A client with sickle cell anemia develops a fever during the last hour of administration of a unit of packed red blood cells. When notifying the healthcare provider, which information should the nurse provide first using the SBAR (Situation, Background, Assessment, and Recommendation) communication process?
A.
Explain specific reason for urgent notification.
B.
Obtain a PRN prescription for acetaminophen for fever over 101° F (38.3° C).
C.
Preface the report by stating the client’s name and admitting diagnosis.
D.
Communicate the pre-transfusion temperatures.
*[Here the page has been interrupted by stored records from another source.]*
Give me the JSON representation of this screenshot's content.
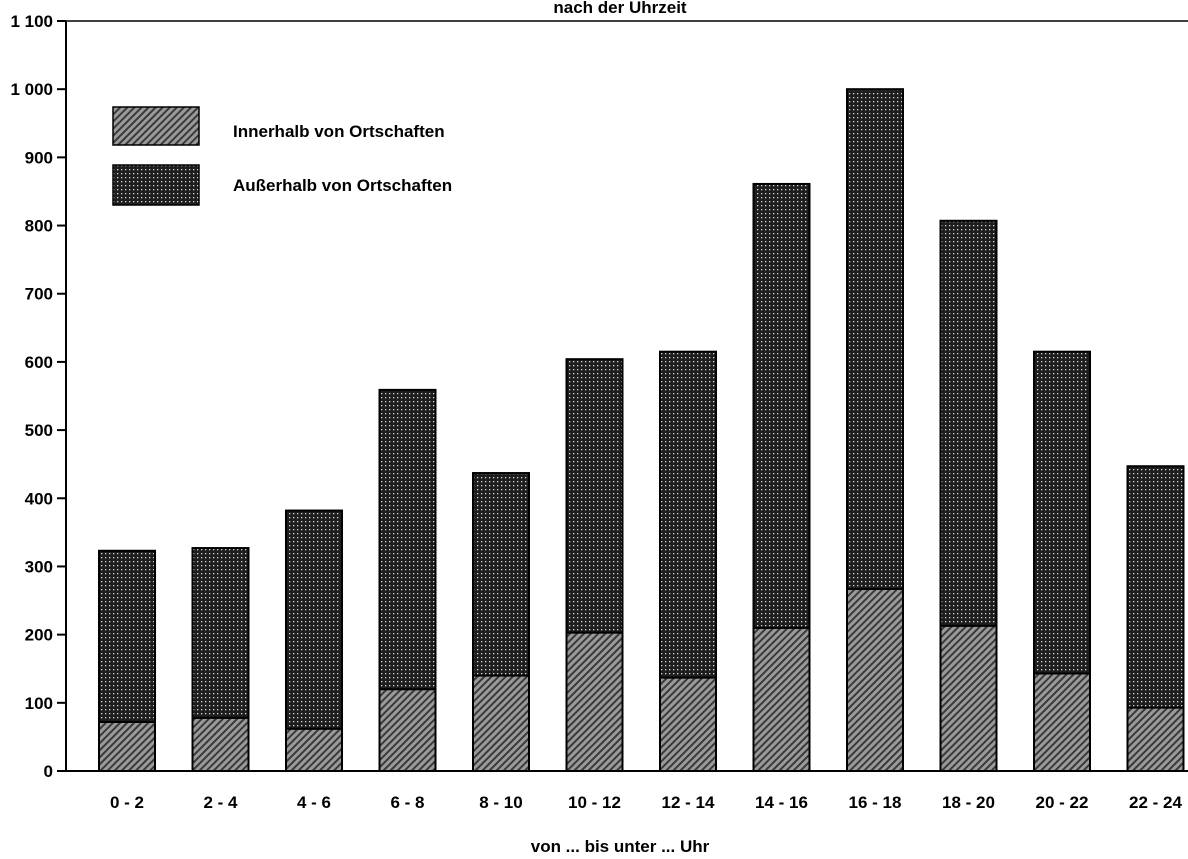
{
  "chart_data": {
    "type": "bar",
    "stacked": true,
    "title": "nach der Uhrzeit",
    "xlabel": "von ... bis unter ... Uhr",
    "ylabel": "",
    "ylim": [
      0,
      1100
    ],
    "yticks": [
      0,
      100,
      200,
      300,
      400,
      500,
      600,
      700,
      800,
      900,
      1000,
      1100
    ],
    "ytick_labels": [
      "0",
      "100",
      "200",
      "300",
      "400",
      "500",
      "600",
      "700",
      "800",
      "900",
      "1 000",
      "1 100"
    ],
    "categories": [
      "0 - 2",
      "2 - 4",
      "4 - 6",
      "6 - 8",
      "8 - 10",
      "10 - 12",
      "12 - 14",
      "14 - 16",
      "16 - 18",
      "18 - 20",
      "20 - 22",
      "22 - 24"
    ],
    "grid": false,
    "legend_position": "top-left",
    "series": [
      {
        "name": "Innerhalb von Ortschaften",
        "values": [
          72,
          78,
          62,
          120,
          140,
          203,
          137,
          210,
          267,
          213,
          143,
          93
        ],
        "color": "#8a8a8a",
        "pattern": "hatch"
      },
      {
        "name": "Außerhalb von Ortschaften",
        "values": [
          251,
          249,
          320,
          439,
          297,
          401,
          478,
          651,
          733,
          594,
          472,
          354
        ],
        "color": "#2e2e2e",
        "pattern": "dots"
      }
    ]
  }
}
The Correct answer and Explanation is:
The correct answer is C. Preface the report by stating the client’s name and admitting diagnosis.
Explanation:
When using the SBAR (Situation, Background, Assessment, and Recommendation) communication technique, the nurse must follow a structured process to relay critical information to the healthcare provider in a concise and organized manner. SBAR is a standardized approach widely used in healthcare settings to improve communication, particularly during urgent situations. Each step of SBAR serves a specific purpose:
- Situation: This is the immediate reason for the call, including the patient’s name, diagnosis, and current issue. It helps the healthcare provider quickly identify who the patient is and why the nurse is reaching out. Therefore, prefacing the report with the client’s name and admitting diagnosis is the first step. This orients the healthcare provider to the case, which is essential for effective communication, especially in a high-stakes scenario such as a transfusion reaction in a client with sickle cell anemia.
- Background: After identifying the client, the nurse provides a summary of relevant medical history, such as sickle cell anemia in this case, and any pertinent treatments or ongoing care (e.g., the transfusion of packed red blood cells). This section allows the healthcare provider to better understand the context of the current issue.
- Assessment: The nurse then communicates vital signs, symptoms, and clinical findings, such as the client’s fever, pre-transfusion temperatures, and any changes in condition. This gives the healthcare provider a clear picture of the client’s status.
- Recommendation: Finally, the nurse suggests a course of action or asks for specific interventions, such as obtaining a prescription for acetaminophen or additional diagnostic tests to rule out a transfusion reaction or infection.
In this scenario, although all options present important information, beginning the report with the client’s name and diagnosis ensures that the healthcare provider has the foundational information to process the rest of the report. Without establishing this context, subsequent details such as the fever and pre-transfusion temperatures may not be as impactful or clear.